The idea was to take an easy, relaxed ride along the San Juan Skyway and Million-Dollar Highway, be home before too late so I could have plenty of time for lounging and more lounging.
(I like lounging.)
But I started off late. And it got cloudy. Then gloomy.
Then it got cold and started to drizzle, then rain, then it got really cold, and I was at the point where I just wanted it to be over and done with so I could be back in my warm, safe little cabin, drinking hot tea and reading Sherlock Holmes stories.
That's when I got gas at Mountain Top in Rico. A little store along the Skyway. A store that sold wine, souvenirs and hot dogs.

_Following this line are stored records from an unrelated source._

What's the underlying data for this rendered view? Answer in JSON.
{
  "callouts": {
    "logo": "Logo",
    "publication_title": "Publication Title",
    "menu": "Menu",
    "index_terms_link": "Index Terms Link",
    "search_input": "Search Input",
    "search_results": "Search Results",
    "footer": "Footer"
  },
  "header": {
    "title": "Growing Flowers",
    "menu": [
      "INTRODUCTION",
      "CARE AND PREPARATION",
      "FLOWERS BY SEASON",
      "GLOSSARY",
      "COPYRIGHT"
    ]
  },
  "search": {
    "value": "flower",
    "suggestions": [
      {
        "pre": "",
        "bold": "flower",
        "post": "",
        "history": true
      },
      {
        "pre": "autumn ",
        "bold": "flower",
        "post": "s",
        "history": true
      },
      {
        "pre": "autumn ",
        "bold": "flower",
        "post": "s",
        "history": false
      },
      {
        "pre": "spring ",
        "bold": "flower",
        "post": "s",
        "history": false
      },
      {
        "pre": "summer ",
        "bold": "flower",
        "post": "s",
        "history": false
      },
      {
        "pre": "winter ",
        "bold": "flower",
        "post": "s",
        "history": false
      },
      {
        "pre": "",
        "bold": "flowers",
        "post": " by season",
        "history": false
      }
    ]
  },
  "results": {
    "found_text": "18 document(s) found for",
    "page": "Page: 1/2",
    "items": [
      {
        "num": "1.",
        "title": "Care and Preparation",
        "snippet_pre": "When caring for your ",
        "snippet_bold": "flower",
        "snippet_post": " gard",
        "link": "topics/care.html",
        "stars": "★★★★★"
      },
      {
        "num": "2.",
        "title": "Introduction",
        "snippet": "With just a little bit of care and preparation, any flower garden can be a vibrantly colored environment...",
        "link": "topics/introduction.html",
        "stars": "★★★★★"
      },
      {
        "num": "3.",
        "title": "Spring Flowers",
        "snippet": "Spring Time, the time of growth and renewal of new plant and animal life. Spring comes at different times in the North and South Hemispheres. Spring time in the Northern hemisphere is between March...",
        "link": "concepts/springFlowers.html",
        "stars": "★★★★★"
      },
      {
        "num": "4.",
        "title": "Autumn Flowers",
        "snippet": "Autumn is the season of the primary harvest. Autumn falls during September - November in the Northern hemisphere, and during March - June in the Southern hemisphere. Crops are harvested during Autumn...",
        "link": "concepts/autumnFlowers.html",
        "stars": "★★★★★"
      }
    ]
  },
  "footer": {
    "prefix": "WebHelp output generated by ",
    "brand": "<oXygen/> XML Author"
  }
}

It sounded so good and I was so hungry.
But no, I couldn't, I had to get going.
I pumped my gas, waited for the receipt -- but the gas pump didn't give me a receipt. I HAD to go in.
Karma? I don't know. You decide.
Marylynn Tunner is the owner of Mountain Top. When I asked for the receipt -- and a hotdog -- she suggested I also have a hot bowl of homemade ham and split-pea soup.
Except for the hot tea, a breakfast bar and some raisins I had early in the morning, I hadn't eaten all day. So the soup and hot dog hit me in the spot that needed to be hit, and I felt so much better for it.
And I swear this next part is true:
When I went back out to my bike to finish this "easy ride," the clouds parted and it was sunny and wonderful and birds were singing and little lizard things were skittering across the highway and it was everything I hoped this day would be. She and the soup and the hotdog saved my spirits, my soul and my life -- figuratively speaking of course.
But when I got back to Durango, everything changed.
More rain, and this time HAIL.
Not only that, but it was getting darker and I had only my shaded visor. You know, the one you're supposed to use during DAYLIGHT, not DARKLIGHT.
So there I was, heading over Wolf Creek Pass in the dark, in the rain, my visor up so I could see, rain and bugs splattering my face, when out on the lawn their 'rose such a clatter....
... when up ahead I saw the taillights of a car, and I was catching up to it.
A car that I could follow, lower my visor, see with their headlights, get home without making my wife upset that I went out ONCE AGAIN and did a darn-fool thing because "that man is a darn fool, and now look at him -- dead because he had on the wrong visor."
(I don't think she'd actually say that, but you never know.)
I followed that car up and over and back down the other side of that mountain, and when it finally pulled over at a gas station, I followed it, honked my horn, parked beside it, and Marie, the driver, was trying to apologize, but I told her she'd just saved my life.
And that's how a hotdog, split-pea soup and a woman named Marie saved my life.